X_raw = df[spec_cols].values.astype(float)
X_snv = snv(X_raw)
window = 11 if X_snv.shape[1] >= 21 else (X_snv.shape[1]//2*2+1)
X_sg = savgol_filter(X_snv, window_length=window, polyorder=2, deriv=1, axis=1)

plt.figure(figsize=(8,5))
for i in range(min(50, len(df))):
    plt.plot(wavelengths, X_sg[i], alpha=0.5)
plt.xlabel("Wavelength (nm)")
plt.ylabel("Processed Reflectance (1st Derivative)")
plt.title("Preprocessed Soil Spectra (SNV + SG)")
plt.show()


# 🔢 Prepare Data for Modeling (PLSR)
from sklearn.model_selection import train_test_split
from sklearn.preprocessing import StandardScaler
from sklearn.cross_decomposition import PLSRegression
from sklearn.metrics import r2_score, mean_squared_error

y = df['SOC'].values
X_train, X_test, y_train, y_test = train_test_split(X_sg, y, test_size=0.2, random_state=42)

scaler = StandardScaler()
X_train_s = scaler.fit_transform(X_train)
X_test_s = scaler.transform(X_test)

pls = PLSRegression(n_components=10)
pls.fit(X_train_s, y_train)
y_pred = pls.predict(X_test_s).ravel()

r2 = r2_score(y_test, y_pred)
rmse = mean_squared_error(y_test, y_pred, squared=False)
print(f"R² = {r2:.3f}, RMSE = {rmse:.3f}")

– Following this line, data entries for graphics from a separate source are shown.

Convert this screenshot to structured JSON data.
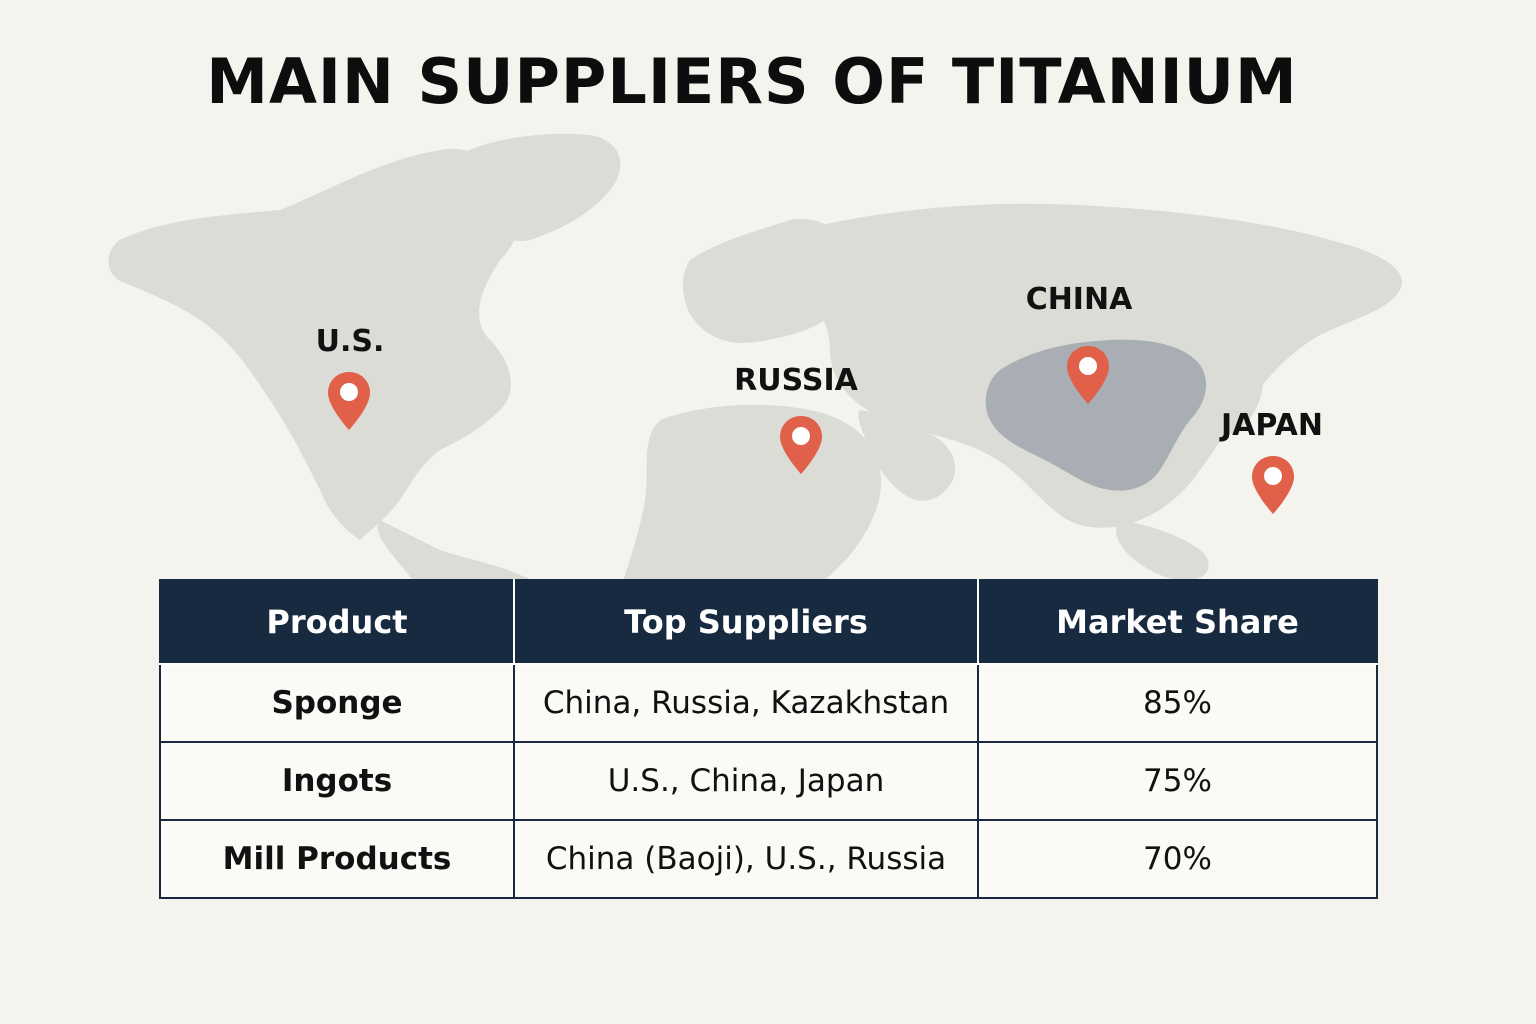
{
  "title": "MAIN SUPPLIERS OF TITANIUM",
  "map": {
    "markers": [
      {
        "label": "U.S.",
        "icon": "map-pin-icon"
      },
      {
        "label": "RUSSIA",
        "icon": "map-pin-icon"
      },
      {
        "label": "CHINA",
        "icon": "map-pin-icon"
      },
      {
        "label": "JAPAN",
        "icon": "map-pin-icon"
      }
    ],
    "colors": {
      "land": "#dcdcd6",
      "highlight": "#a9adb4",
      "pin": "#e0604a",
      "background": "#f5f3ee"
    }
  },
  "table": {
    "headers": [
      "Product",
      "Top Suppliers",
      "Market Share"
    ],
    "rows": [
      {
        "product": "Sponge",
        "suppliers": "China, Russia, Kazakhstan",
        "share": "85%"
      },
      {
        "product": "Ingots",
        "suppliers": "U.S., China, Japan",
        "share": "75%"
      },
      {
        "product": "Mill Products",
        "suppliers": "China (Baoji), U.S., Russia",
        "share": "70%"
      }
    ],
    "colors": {
      "header_bg": "#182a40",
      "header_text": "#ffffff",
      "border": "#182a40"
    }
  }
}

# 📉 Parity (Scatter) Plot — Observed vs Predicted SOC
plt.figure(figsize=(5,5))
plt.scatter(y_test, y_pred, alpha=0.7, edgecolor='none')
mn, mx = min(y_test.min(), y_pred.min()), max(y_test.max(), y_pred.max())
plt.plot([mn, mx], [mn, mx], '--', color='black')
plt.xlabel("Observed SOC (%)")
plt.ylabel("Predicted SOC (%)")
plt.title(f"PLSR Model — SOC Prediction (R²={r2:.2f})")
plt.tight_layout()
plt.show()


# 💭 Reflection Questions
1. How do the raw and preprocessed spectra differ visually?
2. Why is preprocessing important for spectral modeling?
3. What does R² tell you about model performance?
4. What other factors (like soil moisture or calibration transfer) could affect model accuracy?
5. Try changing `n_components` in the PLSR model — what happens?

---
### ✅ Next Steps
Now that you understand the basics:
- Explore the `01_plsr_baseline.ipynb` for a more detailed PLSR workflow.  
- Try the `02_cnn_1d.ipynb` to see how deep learning handles spectral data!